Pero esa noche del siete de noviembre de 1985 todavía no se vislumbraban tan fatídicas consecuencias. El país, desconcertado y agobiado, lloraba a los muertos del Palacio de Justicia. Durante los siguientes días, solo tuve cabeza para ayudar a las familias a encontrar a sus seres queridos. Fui con mi camarógrafo al Instituto de Medicina Legal, a pedirle al director –un alemán insensible y antipático- llamado Egon Lichtenberger, que me dejara filmar a los muertos, con el compromiso de que no los exhibiría en el noticiero (sobraba la aclaración, pues nunca lo hubiera hecho, pero con la clase de colegas que a veces tenemos…). Al principio se negó rotundamente.
-No tengo autorización.
-Pues consígala.
-Usted a mi no me da órdenes.
-Tiene razón, pero cuando le caiga la Procuraduría por haber enterrado en fosa común a quienes podrían haber sido identificados, no se queje.
Al final accedió. Es la experiencia más macabra que he vivido. Acompañé a mi camarógrafo y presencié cómo sacaban, una a una, las bandejas de las neveras. Con dolor observé cada cuerpo inerte; allí había una historia de vida y muchos familiares buscando a ese ser perdido. Finalmente nos llevaron a una mesa metálica larga, sobre la que habían depositado unas bolsas negras.

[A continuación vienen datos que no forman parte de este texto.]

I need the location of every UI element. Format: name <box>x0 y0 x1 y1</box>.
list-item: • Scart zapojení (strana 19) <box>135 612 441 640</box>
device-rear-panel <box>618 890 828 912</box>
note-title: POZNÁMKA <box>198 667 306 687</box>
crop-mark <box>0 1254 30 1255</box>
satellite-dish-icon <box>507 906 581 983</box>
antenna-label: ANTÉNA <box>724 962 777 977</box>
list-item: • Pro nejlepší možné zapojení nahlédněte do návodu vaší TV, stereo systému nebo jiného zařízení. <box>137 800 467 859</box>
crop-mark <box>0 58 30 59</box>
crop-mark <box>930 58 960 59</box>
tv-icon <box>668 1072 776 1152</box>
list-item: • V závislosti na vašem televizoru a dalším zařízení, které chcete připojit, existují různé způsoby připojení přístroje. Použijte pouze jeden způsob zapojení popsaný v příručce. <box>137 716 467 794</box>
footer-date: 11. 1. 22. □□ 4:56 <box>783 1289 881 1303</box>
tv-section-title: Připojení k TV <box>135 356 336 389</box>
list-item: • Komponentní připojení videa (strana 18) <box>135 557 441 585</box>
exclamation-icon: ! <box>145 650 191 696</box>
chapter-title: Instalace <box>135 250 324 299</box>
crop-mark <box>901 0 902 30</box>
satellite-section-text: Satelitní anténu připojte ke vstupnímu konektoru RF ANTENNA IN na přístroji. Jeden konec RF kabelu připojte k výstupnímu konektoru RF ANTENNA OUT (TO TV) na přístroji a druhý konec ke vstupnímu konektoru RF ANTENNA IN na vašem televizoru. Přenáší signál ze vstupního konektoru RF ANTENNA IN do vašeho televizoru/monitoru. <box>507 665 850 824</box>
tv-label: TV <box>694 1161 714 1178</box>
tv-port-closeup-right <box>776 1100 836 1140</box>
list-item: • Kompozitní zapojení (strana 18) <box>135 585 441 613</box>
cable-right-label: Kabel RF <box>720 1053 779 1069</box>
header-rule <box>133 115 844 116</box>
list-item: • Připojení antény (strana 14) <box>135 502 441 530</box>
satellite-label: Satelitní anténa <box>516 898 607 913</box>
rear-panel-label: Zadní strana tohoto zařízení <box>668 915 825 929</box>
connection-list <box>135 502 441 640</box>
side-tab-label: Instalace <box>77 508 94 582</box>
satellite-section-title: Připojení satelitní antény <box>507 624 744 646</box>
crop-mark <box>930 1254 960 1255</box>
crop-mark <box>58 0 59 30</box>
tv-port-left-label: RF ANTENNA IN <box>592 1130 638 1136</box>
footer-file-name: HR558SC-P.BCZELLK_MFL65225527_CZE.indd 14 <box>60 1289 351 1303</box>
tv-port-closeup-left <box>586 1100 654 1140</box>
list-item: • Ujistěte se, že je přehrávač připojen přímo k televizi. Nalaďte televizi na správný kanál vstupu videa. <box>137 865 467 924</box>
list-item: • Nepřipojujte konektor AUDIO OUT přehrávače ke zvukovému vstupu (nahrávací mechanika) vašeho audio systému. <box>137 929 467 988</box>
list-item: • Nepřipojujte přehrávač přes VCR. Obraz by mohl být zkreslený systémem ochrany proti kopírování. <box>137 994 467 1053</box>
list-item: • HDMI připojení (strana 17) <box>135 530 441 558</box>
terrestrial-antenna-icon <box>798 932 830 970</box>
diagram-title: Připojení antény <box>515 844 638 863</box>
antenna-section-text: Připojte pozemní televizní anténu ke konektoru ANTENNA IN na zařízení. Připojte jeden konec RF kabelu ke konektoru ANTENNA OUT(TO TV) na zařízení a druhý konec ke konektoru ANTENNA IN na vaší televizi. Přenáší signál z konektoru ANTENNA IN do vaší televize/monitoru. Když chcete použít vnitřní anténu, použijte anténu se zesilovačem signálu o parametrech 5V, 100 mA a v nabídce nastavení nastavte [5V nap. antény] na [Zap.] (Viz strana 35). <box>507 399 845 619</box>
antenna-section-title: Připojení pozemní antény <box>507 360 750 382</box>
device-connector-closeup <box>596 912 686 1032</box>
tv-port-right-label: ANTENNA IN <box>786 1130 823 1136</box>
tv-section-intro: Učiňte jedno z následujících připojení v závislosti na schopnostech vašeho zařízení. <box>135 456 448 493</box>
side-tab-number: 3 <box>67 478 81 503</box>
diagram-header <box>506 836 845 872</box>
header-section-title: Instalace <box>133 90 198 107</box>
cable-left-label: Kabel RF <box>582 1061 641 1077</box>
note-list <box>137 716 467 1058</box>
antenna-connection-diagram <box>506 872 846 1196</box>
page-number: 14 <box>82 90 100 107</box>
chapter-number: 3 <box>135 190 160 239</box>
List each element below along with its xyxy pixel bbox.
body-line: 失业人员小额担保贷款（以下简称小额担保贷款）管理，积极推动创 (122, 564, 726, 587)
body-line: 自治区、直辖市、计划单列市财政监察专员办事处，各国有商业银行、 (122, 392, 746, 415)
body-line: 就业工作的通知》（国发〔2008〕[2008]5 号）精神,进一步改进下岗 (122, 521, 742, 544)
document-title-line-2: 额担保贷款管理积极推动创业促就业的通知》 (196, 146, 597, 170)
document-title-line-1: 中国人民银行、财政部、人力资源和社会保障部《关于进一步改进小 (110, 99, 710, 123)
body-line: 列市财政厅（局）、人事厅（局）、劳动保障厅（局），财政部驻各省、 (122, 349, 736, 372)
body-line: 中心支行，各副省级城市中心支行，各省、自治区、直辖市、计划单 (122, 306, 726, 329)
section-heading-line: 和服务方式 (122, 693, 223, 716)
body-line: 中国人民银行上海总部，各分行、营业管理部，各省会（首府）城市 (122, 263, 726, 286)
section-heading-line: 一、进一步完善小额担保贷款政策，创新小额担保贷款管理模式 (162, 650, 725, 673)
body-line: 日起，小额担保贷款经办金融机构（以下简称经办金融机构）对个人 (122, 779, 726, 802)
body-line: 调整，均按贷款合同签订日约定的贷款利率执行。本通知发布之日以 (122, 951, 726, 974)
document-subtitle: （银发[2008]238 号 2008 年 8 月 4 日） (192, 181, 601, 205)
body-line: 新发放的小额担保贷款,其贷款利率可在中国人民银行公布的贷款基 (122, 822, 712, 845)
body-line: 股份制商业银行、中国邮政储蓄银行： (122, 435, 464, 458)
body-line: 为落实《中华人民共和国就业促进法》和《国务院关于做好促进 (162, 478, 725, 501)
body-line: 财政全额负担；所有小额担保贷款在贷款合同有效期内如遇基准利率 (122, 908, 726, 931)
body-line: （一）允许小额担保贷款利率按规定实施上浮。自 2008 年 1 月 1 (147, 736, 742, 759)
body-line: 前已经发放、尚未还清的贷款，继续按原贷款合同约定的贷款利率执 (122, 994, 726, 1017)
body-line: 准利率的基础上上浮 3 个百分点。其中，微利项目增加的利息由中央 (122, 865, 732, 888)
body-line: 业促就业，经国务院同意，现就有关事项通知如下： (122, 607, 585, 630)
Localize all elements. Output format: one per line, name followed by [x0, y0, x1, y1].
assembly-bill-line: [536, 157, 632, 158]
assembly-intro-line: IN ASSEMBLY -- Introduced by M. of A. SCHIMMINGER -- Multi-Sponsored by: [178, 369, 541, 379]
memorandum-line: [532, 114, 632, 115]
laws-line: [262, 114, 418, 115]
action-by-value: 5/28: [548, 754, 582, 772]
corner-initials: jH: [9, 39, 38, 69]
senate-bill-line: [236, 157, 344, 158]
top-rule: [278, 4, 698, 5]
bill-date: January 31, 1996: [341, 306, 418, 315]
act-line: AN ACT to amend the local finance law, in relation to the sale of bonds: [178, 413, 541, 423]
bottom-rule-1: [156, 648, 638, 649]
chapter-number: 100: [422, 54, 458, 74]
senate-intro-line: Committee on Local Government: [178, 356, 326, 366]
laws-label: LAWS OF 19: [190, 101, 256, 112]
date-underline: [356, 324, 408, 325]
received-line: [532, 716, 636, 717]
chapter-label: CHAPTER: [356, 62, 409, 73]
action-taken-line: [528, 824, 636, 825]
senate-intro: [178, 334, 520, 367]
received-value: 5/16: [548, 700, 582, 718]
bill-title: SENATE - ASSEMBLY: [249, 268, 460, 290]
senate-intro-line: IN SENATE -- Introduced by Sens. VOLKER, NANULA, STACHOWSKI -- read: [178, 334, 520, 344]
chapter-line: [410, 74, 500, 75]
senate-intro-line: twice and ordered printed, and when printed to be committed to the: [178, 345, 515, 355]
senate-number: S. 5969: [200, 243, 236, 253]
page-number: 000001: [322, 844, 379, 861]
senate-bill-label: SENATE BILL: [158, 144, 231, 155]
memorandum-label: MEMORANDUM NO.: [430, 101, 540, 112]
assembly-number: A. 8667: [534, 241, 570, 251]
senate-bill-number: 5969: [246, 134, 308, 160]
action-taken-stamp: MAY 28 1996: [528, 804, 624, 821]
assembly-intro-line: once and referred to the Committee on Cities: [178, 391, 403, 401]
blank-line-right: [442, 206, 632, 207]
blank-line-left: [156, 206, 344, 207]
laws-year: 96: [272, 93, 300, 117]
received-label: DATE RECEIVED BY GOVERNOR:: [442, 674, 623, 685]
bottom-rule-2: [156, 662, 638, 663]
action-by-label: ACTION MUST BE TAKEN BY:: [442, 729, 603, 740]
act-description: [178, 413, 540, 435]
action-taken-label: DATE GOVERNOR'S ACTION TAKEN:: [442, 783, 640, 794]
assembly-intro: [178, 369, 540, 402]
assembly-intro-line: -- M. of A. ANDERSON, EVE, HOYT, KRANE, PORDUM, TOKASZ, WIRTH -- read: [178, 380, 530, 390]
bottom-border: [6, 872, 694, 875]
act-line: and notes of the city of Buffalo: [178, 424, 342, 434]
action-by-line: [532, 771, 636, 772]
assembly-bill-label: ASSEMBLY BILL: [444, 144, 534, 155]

-Estos son los calcinados.
Apenas abrimos una, tuvimos que cerrarla de inmediato. Los cuerpos quemados, destrozados, las partes amontonadas sin orden alguno en la bolsa de basura, irreconocibles a la vista, fueron el fin para nosotros. Nos miramos, camarógrafo y yo, con los ojos llorosos y decidimos salir de allí. A partir de ese momento, infinidad de personas pasaron por nuestro noticiero, para ver las imágenes y tratar de encontrar a su familiar perdido. Creo que en algunos casos, lo lograron. Pero una buena parte terminó en la fosa común del Cementerio del Sur, con la desafortunada circunstancia de que, una semana después, terminaron encima de ellos decenas de muertos por la tragedia de Armero1. ¿Por qué transportaron estos cuerpos desde el Tolima hasta Bogotá? Nunca he escuchado una respuesta coherente; siempre he pensado que fue una decisión deliberada, para sepultar doblemente a los muertos del Palacio de Justicia. Para sepultar la verdad.
Por supuesto, el lanzamiento Las Guerras de las Paz, realizado el viernes 8 de noviembre, a las 7 de la noche, parecía más un velorio que un evento cultural. Por razones obvias, la música fue cancelada y lo que se respiró esa noche en el Hotel Belvedere fue más el aliento de quienes queríamos estar acompañados, para llorar juntos las tristezas de ese amargo noviembre.

1.El 13 de noviembre de 1985 hizo erupción el Volcán-nevado del Ruiz y la mezcla de lava, deshielo, piedras y lodo produjo una avalancha que destruyó a la población de Armero, dejando casi treinta mil muertos.